Завтра куплю карточки, посмотрю монастырь, в котором Иван Грозный совершил убийство, в котором томилась жена Петра Первого. Отдохну, высплюсь, все обстоятельно продумаю. Буду есть хлеб, который продают из-под полы милицейские жены. Не буду есть — умру. Но человек умирает даже когда ест. Это хорошо. А то сволочи жили бы вечно — свиньи, жадные до власти свиньи.

Я все продумаю еще раз, Баница, старый друг, все. Веры больше нет. Но, может быть, лучше заменить ее хладнокровным размышлением? Ты изменился больше меня, но в тебе было столько честности, что много еще ее осталось.

…Философского камня, унаследованного от Маркса, нет. Наши враги, однако, эти ужасные в своей хитрости буржуи, вовсе не отказались поучиться у Маркса. Наоборот, дорогой Баница, они изучили каждое слово Маркса, все его анализы, все предсказания об углублении периодических кризисов. Рассматривая факты и их возможные последствия, они, возможно, молчали о Марксе, но их окончательный вывод звучал: «Диагноз доктора Маркса верен». И следующий шаг: «Мы поищем наиболее пригодное для наших целей лекарство».
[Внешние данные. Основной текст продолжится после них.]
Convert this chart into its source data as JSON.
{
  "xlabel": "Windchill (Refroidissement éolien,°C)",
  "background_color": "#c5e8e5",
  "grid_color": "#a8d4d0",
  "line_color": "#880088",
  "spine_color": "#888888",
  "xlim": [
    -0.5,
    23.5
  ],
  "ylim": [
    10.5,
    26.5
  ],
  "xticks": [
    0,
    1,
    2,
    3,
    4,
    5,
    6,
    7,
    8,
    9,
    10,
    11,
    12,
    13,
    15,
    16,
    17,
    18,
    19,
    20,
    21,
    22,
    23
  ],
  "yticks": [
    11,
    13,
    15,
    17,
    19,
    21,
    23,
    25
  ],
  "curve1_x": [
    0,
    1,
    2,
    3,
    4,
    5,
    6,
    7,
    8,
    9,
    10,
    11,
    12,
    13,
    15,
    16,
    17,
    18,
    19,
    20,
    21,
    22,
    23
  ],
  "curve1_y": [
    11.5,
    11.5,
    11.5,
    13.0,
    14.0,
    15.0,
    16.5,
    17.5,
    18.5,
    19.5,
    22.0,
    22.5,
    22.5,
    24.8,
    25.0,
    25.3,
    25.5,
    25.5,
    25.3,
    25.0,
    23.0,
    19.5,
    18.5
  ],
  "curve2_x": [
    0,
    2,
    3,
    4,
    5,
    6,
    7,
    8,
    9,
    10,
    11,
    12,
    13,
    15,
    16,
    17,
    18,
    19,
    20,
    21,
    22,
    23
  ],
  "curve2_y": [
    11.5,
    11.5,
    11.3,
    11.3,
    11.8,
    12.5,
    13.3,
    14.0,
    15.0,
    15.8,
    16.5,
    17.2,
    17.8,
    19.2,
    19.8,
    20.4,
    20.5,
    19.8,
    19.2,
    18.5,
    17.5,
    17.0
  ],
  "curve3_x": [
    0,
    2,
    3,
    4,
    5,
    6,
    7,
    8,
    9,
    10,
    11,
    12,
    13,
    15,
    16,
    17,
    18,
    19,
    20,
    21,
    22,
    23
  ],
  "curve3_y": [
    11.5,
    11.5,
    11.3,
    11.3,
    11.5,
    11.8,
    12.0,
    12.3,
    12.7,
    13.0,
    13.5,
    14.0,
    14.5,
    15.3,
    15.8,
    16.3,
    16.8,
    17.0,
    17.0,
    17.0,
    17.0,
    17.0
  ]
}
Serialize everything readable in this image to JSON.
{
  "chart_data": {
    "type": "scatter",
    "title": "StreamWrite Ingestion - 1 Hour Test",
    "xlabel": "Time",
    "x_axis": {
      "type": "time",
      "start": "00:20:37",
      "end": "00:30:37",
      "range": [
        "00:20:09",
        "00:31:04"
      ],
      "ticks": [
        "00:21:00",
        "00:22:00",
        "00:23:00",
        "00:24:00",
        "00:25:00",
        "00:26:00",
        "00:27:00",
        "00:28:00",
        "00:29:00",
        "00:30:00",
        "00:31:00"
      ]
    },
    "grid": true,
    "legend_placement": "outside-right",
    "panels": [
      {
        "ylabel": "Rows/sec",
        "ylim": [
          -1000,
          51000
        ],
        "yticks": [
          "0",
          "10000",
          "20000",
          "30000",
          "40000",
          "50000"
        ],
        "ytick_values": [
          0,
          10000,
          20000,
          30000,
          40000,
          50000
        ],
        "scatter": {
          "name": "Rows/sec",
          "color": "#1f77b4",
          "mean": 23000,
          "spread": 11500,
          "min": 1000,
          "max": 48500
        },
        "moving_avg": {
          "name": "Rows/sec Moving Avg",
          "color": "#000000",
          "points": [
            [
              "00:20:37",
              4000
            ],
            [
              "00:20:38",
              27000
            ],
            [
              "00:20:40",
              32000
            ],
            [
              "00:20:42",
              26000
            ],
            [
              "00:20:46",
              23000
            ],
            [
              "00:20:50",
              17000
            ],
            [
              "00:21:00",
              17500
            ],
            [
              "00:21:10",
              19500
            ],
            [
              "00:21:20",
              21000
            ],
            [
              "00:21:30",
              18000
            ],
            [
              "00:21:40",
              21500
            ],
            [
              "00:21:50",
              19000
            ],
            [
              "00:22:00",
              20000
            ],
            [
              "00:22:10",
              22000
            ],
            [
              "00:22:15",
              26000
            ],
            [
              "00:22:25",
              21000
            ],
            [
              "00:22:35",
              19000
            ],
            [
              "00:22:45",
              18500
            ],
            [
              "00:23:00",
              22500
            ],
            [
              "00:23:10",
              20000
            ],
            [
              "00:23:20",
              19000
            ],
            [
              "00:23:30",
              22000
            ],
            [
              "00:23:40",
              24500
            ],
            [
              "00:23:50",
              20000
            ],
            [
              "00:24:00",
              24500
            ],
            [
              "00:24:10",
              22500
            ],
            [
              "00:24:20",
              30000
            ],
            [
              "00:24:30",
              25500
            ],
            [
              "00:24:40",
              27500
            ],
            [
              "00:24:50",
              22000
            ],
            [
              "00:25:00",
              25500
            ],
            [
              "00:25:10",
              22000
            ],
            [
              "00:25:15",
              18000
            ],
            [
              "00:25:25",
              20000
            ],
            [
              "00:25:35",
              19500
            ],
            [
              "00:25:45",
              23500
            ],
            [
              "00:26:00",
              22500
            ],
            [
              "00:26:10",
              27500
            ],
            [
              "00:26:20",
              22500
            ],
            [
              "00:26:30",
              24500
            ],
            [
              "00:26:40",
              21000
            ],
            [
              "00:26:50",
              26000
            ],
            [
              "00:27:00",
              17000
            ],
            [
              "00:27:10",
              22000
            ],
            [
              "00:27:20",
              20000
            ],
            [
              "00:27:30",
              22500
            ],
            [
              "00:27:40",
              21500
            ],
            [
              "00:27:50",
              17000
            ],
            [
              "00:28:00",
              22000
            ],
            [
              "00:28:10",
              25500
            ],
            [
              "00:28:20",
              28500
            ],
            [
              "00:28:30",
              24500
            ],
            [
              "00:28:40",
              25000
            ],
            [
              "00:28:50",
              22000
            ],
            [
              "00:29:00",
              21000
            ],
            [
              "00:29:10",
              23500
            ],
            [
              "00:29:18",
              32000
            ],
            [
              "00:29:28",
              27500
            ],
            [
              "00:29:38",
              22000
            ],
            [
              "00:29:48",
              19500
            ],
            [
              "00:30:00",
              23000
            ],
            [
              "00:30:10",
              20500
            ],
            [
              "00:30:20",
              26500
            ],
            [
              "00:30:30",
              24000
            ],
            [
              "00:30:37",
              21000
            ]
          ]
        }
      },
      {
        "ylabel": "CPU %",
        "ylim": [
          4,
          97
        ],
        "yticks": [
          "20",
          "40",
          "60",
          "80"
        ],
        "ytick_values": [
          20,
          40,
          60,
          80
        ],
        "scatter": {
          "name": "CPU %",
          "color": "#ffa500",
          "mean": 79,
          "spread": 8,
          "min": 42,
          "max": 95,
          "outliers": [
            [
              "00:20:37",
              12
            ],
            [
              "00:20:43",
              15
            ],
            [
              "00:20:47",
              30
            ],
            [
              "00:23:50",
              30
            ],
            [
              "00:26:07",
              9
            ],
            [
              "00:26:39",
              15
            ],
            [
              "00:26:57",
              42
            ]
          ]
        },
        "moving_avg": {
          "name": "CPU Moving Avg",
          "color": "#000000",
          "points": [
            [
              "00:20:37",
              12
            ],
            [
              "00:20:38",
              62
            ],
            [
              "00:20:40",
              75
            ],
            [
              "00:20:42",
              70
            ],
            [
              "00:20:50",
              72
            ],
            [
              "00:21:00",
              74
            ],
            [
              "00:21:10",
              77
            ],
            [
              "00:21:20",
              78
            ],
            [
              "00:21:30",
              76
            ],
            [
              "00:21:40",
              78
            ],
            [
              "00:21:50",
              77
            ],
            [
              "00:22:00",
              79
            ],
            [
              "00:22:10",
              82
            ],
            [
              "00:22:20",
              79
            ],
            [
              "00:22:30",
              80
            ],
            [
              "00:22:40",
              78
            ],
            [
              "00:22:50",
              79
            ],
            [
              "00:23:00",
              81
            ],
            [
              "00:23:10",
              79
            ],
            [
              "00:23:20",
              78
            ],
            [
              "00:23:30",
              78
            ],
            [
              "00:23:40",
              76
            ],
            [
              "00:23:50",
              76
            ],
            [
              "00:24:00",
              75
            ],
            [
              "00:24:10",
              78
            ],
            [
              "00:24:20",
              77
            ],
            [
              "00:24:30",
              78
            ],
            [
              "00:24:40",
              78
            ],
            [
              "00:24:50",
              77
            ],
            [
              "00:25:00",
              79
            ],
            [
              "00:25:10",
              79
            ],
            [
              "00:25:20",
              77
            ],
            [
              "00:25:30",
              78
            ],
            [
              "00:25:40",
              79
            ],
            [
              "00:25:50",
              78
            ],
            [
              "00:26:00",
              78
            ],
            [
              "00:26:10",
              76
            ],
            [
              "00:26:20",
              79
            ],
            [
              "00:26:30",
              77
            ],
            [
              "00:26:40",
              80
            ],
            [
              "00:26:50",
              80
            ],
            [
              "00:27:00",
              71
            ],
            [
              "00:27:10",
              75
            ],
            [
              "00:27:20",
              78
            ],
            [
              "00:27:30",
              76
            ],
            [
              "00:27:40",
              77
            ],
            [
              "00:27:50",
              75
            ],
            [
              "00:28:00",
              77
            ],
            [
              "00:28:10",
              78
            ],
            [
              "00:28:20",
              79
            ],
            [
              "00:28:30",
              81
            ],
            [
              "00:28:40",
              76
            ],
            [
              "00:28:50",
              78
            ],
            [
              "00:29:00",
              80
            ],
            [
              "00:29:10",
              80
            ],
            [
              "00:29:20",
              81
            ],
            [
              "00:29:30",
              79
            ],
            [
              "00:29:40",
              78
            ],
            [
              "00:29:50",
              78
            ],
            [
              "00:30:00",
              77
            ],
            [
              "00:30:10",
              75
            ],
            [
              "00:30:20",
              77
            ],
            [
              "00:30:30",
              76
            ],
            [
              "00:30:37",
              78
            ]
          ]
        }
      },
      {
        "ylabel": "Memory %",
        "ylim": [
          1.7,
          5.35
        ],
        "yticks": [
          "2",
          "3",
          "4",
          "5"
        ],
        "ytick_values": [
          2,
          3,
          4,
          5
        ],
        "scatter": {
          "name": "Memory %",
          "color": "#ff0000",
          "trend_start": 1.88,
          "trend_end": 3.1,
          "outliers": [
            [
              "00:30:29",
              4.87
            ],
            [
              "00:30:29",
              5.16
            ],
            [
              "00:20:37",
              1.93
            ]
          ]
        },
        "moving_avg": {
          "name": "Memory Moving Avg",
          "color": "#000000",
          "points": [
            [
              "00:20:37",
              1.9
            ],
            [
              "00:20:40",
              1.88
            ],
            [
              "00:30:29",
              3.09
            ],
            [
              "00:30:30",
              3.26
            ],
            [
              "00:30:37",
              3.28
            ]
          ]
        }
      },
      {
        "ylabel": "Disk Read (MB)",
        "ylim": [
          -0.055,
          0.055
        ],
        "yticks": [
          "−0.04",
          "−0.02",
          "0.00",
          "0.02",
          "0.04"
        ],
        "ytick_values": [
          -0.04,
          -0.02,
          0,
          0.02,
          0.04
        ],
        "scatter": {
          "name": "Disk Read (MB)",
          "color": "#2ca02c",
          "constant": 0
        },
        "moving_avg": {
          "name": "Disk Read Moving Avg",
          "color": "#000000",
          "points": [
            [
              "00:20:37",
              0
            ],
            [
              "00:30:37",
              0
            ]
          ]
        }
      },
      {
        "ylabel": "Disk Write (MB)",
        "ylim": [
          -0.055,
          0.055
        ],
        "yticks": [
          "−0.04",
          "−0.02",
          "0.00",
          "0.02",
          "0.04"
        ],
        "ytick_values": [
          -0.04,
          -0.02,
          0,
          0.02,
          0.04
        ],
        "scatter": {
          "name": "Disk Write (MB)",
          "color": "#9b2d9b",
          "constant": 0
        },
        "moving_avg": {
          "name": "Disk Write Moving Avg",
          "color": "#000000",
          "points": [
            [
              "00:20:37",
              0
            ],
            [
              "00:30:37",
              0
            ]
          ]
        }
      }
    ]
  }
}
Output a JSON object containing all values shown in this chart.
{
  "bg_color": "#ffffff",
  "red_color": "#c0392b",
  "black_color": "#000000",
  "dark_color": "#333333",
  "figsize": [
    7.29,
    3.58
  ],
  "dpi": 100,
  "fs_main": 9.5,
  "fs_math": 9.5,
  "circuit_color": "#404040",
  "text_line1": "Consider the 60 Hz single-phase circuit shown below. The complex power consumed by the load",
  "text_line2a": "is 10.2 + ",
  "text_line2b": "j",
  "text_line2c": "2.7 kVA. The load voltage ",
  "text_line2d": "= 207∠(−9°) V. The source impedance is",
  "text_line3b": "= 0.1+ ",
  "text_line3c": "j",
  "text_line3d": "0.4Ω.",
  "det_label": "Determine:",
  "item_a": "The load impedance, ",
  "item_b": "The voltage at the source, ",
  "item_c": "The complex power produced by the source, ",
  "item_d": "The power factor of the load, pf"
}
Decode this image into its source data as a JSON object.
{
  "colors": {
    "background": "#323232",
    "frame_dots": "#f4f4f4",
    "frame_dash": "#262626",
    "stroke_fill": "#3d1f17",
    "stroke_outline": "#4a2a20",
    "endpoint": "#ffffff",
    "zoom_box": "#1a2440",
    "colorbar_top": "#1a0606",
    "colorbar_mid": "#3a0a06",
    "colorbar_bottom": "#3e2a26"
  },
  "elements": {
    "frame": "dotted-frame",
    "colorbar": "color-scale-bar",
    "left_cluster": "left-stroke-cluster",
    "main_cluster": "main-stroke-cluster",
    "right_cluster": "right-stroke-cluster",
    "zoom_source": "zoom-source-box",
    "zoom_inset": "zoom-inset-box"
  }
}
Это было нелегко. Нужно было понять, что вооружение и война не лечат всех болезней. Нужно было найти потребителя растущего производства. Кому стать потребителем? Рабочему народу, который до сих пор только желал потреблять. «Очень хорошо, — говорит буржуа, — мы будем наживаться не на нищете рабочих, а на подхлестывании потребительских аппетитов. Пусть рабочие едят вдосталь, пусть покупают всякое ненужное барахло. Наша прибыль в безопасности, пока технология производства опережает постоянный рост заработной платы».


…Я хорошо знаю, что все гораздо сложнее… И знаю, что все это совращает рабочих, подрывает их сознательность. Но нас тоже совращает, Баница. Мы тоже неравнодушны к искушению богатством. И в то же время мы сознаем, что голод еще существует, он просто переселяется на другие континенты, и, к сожалению, Баница, все наши обвинения — пустые фразы, слова, может быть, и достаточно правдивые, но лишенные плоти — мы не можем прибавить им веса хлебом.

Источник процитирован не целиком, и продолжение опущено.